THE DUTIES TO THE PUBLIC OF RESEARCH INSTITUTIONS IN PURE SCIENCE
By Professor WM. E. RITTER

SCIENTIFIC DIRECTOR OF THE SAN DIEGO MARINE BIOLOGICAL STATION

THOSE most familiar with the Marine Biological Station of San Diego must have recognized that while up to the present moment it has devoted itself almost exclusively to research, an undoubted tendency has been manifested to depart from the strait and narrow way. Elementary instruction was given to young people several summers; an aquarium and museum open to the public free of charge were maintained a number of years; from time to time popular lectures and demonstrations have been given by the investigators connected with the laboratory; recently relations have been entered into with the California State Game and Fish Commission and with the United States Bureau of Soils for the investigation of industrial problems pertaining to the sea; and in various less obvious ways efforts have been made to be of service outside the realm of exclusive research.

It seems desirable to place on record more fully than has hitherto been done the ideas held by the scientific director touching the duties to the public of institutions for research in science generally and of this station particularly.[1]

As a point of departure for what is to be said we take the assertion that "Science for its own sake" as frequently understood is a false and unrealizable ideal.
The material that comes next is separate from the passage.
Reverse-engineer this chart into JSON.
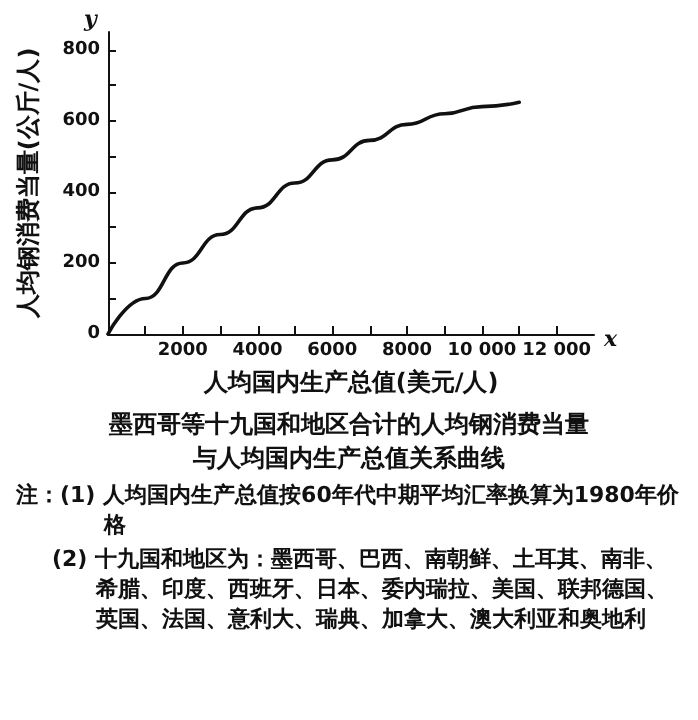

Science "for its own sake," art "for its own sake," wealth or anything else "for its own sake," if held without fundamental qualification, bears the germs of its own degradation if not of its death. Science can no more live "to itself alone" than can a human being. The fallacy prevalent here is in reasoning that because science and because art each has an exalted intrinsic nature and worth, it therefore has a nature and worth quite apart from its relation to other things and to men. Somehow it seems difficult to grasp the truth that the worth of science is in deepest essence partly intrinsic or resident, and partly extrinsic and relative. However, that its essential worth is thus twofold becomes obvious upon reflection. On the one hand science has a nature of its very own, an absolute nature. It is not anything else whatever. It is not religion, it is not philosophy, it is not art of any kind, it is not mathematics, it is not commerce. At the same time,

  1. Indeed this little essay is in the first instance an administrative document addressed to the patrons and board of managers of the station.